The global reinsurance market is becoming increasingly attracted to longevity risks, resulting in greater competition for every longevity reinsurance transaction and causing some of the largest reinsurers to adopt a conservative approach to the segment.
For the last few years consultants have been citing the growing availability of longevity reinsurance capacity, with an increasing panel of global players willing to put down large lines to assume longevity risks from pension funds.
In fact this growing capacity available from global reinsurers to support longevity risk transfer has been cited as driving the pricing in the market, something that reinsurers are of course all too used to seeing in catastrophe risks now.
The burgeoning market in longevity swaps and risk transfer has driven a significant amount of risk into the reinsurance market, being seen as an increasingly attractive part of the market to play in which is now leading some of the largest global reinsurers to adopt a more cautious approach to growing their longevity business.
Hannover Re has long been a player in the longevity reinsurance market, but during the firm’s analysts call this week CEO Ulrich Wallin explained that the reinsurer is more conservative in its approach to this market now.
Wallin said that Hannover Re has not underwritten a new longevity reinsurance deal so far this year, although he did mention “maybe one larger one” perhaps hinting at one in the works.
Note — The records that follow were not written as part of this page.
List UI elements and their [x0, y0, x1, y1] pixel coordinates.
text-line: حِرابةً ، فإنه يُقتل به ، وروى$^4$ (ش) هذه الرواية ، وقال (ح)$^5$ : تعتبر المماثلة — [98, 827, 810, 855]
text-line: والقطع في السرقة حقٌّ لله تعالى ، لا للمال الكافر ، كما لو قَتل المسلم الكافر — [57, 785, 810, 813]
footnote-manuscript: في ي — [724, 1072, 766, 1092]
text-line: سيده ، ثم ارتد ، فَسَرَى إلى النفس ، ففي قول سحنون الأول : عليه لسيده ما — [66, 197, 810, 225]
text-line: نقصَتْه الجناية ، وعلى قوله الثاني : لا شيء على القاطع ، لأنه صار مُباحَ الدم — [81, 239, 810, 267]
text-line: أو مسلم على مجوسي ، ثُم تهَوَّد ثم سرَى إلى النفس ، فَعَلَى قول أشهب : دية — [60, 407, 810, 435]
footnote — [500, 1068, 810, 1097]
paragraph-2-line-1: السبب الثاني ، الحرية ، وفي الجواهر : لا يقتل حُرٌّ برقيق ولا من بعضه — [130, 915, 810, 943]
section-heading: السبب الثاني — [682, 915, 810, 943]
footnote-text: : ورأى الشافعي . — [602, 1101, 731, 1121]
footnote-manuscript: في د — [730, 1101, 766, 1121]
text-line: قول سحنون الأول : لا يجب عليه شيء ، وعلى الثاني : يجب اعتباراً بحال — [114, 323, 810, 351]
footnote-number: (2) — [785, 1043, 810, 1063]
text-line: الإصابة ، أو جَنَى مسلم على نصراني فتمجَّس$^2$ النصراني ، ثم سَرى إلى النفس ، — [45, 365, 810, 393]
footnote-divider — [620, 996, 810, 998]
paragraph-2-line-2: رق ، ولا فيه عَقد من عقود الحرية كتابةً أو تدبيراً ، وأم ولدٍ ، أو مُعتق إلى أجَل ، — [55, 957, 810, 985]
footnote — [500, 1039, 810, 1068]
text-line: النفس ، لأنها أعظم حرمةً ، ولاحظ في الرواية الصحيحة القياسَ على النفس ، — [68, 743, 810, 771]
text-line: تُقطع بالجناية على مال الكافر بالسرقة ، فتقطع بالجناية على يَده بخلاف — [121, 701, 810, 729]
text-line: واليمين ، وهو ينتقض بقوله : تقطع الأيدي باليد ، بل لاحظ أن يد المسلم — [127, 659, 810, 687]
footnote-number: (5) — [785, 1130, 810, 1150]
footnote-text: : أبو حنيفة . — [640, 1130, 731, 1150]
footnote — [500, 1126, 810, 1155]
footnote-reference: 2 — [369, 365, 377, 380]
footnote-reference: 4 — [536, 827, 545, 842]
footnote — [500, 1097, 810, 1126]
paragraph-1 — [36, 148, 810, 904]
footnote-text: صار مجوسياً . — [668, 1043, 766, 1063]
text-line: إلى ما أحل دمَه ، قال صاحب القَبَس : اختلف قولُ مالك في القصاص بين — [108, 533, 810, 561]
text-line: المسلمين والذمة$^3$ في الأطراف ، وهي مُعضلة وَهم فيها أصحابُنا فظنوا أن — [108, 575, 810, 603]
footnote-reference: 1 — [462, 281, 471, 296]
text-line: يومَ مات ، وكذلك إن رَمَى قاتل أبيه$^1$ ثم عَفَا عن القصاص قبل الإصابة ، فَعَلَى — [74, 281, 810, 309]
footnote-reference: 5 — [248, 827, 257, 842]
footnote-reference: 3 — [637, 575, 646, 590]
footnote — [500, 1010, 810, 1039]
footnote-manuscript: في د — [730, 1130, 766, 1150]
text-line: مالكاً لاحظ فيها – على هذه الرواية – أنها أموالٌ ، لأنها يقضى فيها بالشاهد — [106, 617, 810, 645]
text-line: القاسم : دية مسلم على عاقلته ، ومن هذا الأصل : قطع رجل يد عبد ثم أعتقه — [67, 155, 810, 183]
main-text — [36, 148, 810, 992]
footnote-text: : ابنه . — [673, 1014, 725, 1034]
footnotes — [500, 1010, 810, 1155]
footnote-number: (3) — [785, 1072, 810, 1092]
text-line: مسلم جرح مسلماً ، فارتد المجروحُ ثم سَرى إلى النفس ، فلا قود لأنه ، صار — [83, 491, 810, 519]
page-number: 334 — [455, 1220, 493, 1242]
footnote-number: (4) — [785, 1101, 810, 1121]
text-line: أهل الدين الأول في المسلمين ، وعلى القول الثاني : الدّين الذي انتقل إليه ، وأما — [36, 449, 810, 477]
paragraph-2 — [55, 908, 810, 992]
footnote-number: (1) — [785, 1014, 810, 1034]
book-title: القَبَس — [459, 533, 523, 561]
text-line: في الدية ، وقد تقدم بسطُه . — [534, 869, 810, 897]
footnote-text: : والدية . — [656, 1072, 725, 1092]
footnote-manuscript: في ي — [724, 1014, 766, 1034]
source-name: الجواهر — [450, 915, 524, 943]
He also said that the reinsurer has been working on a few others recently.
The longevity reinsurance “Market has become a little bit more competitive because most of the reinsurers are competing for that business now,” Wallin explained.
As a result Hannover Re is being cautious in its approach to the segment. Wallin continued; “We take a rather conservative stance, looking for the right deals and not for the volume.”
Hannover Re’s conservative approach reflects that of another of the largest reinsurers, Munich Re, which also said it was being more cautious towards longevity reinsurance deals now.
There remains some uncertainty in the forecasts for future life extension among pension fund cohorts, causing the leading reinsurers in the world to embrace this market more cautiously it seems. It’s clearly an opportunity for the leading reinsurers to target business which is not under the same pressures as property catastrophe risks, but while growth is expected they intend to take a steady approach to reinsuring longevity risks.
Munich Re explained; “We also see growth potential in the coverage of longevity risk, although we are adopting a very prudent and selective approach here, given the difficulties involved in robust trend estimates.”
While these reinsurers are being cautious in their approach to underwriting longevity risks, others such as Prudential have been embracing the sector wholeheartedly and putting significant capacity behind longevity deals.
For Hannover Re and Munich Re, at least, it seems likely that it will be a steady approach to growing this side of their life reinsurance books.